Counseling about family planning is standard care for most women who have just given birth. Many women feel this service is provided as part of a checklist. Few providers and researchers have looked at how well the counseling works. Some people have questioned the basis for such programs. We do not know if postpartum women want to use family planning or whether they will return to a health center for family planning advice. Women may wish to discuss family planning before they have the baby and after they leave the hospital. Women may also prefer to talk about birth control along with other health issues. In this review, we looked at the effects of educational programs about family planning for women who have just had a baby.
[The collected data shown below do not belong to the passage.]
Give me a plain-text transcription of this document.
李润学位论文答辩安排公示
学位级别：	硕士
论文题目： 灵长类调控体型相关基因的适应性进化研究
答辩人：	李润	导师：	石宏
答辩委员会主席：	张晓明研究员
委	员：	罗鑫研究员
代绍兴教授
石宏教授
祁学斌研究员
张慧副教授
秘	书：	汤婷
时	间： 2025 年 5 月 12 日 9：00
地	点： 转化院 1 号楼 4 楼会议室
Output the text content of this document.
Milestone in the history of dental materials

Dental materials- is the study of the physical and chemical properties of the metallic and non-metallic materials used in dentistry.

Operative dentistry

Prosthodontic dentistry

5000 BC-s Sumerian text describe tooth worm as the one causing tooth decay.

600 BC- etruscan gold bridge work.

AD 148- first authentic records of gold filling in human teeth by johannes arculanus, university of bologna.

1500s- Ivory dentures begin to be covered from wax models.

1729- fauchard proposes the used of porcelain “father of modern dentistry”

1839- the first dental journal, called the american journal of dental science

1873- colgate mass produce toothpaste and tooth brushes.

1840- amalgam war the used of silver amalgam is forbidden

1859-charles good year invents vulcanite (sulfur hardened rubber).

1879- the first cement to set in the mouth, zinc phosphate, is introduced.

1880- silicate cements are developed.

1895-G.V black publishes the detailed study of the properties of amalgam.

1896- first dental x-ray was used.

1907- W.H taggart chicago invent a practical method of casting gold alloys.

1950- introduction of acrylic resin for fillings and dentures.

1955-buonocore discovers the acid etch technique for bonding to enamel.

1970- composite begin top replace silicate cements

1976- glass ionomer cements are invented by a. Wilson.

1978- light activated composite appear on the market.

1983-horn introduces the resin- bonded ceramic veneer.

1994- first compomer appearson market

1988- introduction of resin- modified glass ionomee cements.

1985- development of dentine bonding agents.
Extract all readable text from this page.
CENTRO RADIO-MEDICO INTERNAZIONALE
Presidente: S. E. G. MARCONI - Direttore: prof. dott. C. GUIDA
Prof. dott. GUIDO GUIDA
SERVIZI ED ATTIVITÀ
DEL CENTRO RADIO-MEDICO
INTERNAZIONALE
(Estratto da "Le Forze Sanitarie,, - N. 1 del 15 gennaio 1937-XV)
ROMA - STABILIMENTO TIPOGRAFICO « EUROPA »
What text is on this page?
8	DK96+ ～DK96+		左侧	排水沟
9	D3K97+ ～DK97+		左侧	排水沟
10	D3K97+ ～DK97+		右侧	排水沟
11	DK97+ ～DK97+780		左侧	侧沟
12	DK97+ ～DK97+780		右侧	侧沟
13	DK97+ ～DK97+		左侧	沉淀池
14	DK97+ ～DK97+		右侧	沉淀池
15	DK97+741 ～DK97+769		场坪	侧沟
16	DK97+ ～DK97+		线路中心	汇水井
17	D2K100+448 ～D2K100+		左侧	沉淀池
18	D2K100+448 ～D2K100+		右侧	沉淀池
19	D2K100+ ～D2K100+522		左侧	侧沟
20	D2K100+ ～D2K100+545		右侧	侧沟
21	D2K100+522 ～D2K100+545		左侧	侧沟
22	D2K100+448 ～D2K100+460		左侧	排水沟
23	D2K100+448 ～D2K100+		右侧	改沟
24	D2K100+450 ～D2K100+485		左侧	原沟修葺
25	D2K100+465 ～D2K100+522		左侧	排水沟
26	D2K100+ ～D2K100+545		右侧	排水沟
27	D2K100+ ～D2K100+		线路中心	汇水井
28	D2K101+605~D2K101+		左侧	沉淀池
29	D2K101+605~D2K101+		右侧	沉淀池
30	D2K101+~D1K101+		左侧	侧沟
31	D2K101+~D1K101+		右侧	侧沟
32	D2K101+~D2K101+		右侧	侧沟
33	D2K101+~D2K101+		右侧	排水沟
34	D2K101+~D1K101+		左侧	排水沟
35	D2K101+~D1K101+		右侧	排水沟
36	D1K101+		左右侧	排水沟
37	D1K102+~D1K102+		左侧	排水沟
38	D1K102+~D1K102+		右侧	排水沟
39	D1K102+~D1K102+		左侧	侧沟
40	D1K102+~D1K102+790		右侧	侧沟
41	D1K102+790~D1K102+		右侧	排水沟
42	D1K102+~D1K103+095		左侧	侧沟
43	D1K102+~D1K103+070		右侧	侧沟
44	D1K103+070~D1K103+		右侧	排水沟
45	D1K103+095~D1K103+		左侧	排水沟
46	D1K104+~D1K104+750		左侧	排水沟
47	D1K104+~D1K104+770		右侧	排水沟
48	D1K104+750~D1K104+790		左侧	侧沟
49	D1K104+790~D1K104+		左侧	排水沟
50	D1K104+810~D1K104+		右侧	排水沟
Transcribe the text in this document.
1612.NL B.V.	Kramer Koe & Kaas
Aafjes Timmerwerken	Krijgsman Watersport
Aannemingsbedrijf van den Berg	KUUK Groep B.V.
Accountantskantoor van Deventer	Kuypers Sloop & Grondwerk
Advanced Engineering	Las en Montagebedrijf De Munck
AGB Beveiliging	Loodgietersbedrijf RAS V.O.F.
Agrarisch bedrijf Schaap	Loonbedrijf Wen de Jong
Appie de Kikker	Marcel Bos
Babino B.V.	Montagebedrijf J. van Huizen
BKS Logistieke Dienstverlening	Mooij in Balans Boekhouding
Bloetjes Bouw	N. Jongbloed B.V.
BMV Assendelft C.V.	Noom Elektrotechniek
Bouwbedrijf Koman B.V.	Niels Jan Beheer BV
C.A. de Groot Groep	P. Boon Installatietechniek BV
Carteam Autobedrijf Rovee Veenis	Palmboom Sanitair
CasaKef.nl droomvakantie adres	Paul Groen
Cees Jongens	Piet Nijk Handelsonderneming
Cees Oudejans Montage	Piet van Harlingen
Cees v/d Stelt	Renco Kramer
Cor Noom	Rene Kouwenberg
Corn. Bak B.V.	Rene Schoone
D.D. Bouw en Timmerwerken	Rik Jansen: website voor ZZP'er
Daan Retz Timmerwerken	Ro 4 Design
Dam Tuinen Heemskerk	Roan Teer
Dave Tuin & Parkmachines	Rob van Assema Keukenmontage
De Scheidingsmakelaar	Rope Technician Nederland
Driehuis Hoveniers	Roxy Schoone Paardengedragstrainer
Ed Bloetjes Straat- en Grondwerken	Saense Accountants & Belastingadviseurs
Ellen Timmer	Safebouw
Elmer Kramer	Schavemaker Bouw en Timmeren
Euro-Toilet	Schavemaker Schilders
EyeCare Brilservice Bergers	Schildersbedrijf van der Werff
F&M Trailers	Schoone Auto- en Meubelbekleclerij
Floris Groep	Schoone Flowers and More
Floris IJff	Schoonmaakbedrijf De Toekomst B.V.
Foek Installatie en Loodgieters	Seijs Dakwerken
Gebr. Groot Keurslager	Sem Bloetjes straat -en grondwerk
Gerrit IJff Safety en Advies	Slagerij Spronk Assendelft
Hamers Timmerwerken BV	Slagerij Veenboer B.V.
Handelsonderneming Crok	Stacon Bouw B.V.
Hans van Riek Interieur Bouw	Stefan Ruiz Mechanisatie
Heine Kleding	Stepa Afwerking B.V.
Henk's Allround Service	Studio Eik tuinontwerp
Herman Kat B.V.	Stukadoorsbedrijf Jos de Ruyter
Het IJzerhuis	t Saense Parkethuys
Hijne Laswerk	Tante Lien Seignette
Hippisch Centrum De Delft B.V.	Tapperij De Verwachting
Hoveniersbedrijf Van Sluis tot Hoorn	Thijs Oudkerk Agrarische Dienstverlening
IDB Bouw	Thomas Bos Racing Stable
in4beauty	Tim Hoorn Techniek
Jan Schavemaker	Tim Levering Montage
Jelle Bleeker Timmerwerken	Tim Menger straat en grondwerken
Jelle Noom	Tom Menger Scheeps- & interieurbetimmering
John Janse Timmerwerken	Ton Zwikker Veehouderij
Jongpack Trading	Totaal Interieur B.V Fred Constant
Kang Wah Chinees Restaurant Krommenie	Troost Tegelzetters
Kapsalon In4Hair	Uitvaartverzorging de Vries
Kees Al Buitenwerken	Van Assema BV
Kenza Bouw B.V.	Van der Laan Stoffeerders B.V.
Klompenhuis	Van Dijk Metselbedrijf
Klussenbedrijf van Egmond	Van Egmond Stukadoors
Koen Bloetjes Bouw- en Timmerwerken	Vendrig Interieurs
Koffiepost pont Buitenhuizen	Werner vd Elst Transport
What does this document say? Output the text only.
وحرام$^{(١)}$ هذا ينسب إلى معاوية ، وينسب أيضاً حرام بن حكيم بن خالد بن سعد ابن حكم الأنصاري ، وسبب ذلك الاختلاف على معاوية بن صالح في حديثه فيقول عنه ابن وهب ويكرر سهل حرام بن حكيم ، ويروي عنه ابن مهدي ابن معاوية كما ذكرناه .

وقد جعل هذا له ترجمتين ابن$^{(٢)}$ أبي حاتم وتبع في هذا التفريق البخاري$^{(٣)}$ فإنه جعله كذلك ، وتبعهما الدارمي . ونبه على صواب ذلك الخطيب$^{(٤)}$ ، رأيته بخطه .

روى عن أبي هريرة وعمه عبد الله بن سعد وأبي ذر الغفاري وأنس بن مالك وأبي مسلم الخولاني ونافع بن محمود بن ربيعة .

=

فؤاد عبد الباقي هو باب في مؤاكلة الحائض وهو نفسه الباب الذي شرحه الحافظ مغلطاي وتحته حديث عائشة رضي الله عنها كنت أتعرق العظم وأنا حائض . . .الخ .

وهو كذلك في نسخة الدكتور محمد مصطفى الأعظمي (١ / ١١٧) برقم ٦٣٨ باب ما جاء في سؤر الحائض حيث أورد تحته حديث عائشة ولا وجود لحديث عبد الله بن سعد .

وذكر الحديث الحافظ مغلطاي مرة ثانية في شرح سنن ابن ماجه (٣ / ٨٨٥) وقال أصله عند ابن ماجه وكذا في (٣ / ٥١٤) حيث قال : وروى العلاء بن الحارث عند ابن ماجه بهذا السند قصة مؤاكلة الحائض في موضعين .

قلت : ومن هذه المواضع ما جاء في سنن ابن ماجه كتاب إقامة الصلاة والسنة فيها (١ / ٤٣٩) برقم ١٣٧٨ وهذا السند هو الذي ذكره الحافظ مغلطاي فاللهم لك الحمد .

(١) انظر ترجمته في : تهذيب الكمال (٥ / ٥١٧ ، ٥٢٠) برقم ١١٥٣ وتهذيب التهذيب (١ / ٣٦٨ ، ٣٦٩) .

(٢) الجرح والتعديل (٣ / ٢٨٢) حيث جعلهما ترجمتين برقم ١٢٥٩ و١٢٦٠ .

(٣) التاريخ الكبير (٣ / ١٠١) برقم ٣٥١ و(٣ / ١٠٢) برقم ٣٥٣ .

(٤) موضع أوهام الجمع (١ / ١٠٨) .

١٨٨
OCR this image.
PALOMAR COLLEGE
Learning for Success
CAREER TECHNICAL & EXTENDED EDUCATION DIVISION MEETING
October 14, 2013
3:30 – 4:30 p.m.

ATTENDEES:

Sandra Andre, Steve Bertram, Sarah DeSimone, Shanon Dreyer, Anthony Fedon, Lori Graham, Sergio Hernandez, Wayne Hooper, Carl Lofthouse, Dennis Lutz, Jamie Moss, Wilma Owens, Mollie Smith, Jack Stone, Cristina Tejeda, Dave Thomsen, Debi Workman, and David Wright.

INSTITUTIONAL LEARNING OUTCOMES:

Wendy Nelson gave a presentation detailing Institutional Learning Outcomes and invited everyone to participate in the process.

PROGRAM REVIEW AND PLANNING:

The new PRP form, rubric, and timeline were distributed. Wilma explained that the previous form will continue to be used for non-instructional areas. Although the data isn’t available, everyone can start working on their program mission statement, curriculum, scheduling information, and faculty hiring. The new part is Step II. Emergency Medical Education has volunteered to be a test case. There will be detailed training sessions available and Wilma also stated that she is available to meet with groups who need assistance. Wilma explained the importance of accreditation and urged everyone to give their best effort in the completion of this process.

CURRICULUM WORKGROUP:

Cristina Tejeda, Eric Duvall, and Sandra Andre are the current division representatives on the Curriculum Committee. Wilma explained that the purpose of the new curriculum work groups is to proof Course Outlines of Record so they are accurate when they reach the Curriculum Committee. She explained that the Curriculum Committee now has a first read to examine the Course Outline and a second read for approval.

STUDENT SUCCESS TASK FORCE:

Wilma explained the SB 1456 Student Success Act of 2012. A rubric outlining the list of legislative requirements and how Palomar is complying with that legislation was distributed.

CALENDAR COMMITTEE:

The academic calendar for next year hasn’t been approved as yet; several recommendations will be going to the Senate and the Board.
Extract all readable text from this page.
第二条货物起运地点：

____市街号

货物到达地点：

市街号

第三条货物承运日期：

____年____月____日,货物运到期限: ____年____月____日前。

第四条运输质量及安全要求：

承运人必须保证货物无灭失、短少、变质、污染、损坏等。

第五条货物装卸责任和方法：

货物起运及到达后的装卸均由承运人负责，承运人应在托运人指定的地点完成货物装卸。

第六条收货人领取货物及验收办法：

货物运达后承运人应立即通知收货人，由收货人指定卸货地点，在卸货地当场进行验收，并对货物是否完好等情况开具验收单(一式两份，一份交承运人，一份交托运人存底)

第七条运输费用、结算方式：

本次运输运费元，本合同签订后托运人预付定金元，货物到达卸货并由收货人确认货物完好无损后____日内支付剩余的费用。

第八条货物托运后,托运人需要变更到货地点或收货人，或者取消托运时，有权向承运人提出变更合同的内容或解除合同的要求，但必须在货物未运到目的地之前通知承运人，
In May 2012, we did computer searches to find trials of education about family planning after having a baby. We also wrote to researchers to find other trials. The trials had to study how much the program affected family planning use. The program must have occurred within a month after the birth. We had no language limits for the searches. We entered the data into RevMan and used the odds ratio to examine effect. We also looked at the quality of the research methods.

We found 10 trials. Of four trials with one two contacts, two gave the women education while in the hospital. One showed more women in the counseling group used birth control than those without counseling at 8 to 12 weeks. In the other, more women with counseling both right after birth and later used birth control at six months than those with only the later session. Of the other two trials, one did not have enough data and the other was a very small study. Three of six trials with longer and more complex programs made a difference. Two showed fewer pregnancies or births among teenagers in the group with extra services. Also, a special home‐visiting program showed more birth control use.

The overall results were of moderate quality. However, the five studies that showed some effect were low to moderate quality. These programs would have to be adapted for other settings and then retested. Researchers and health care providers can decide which ones might fit their setting and budget.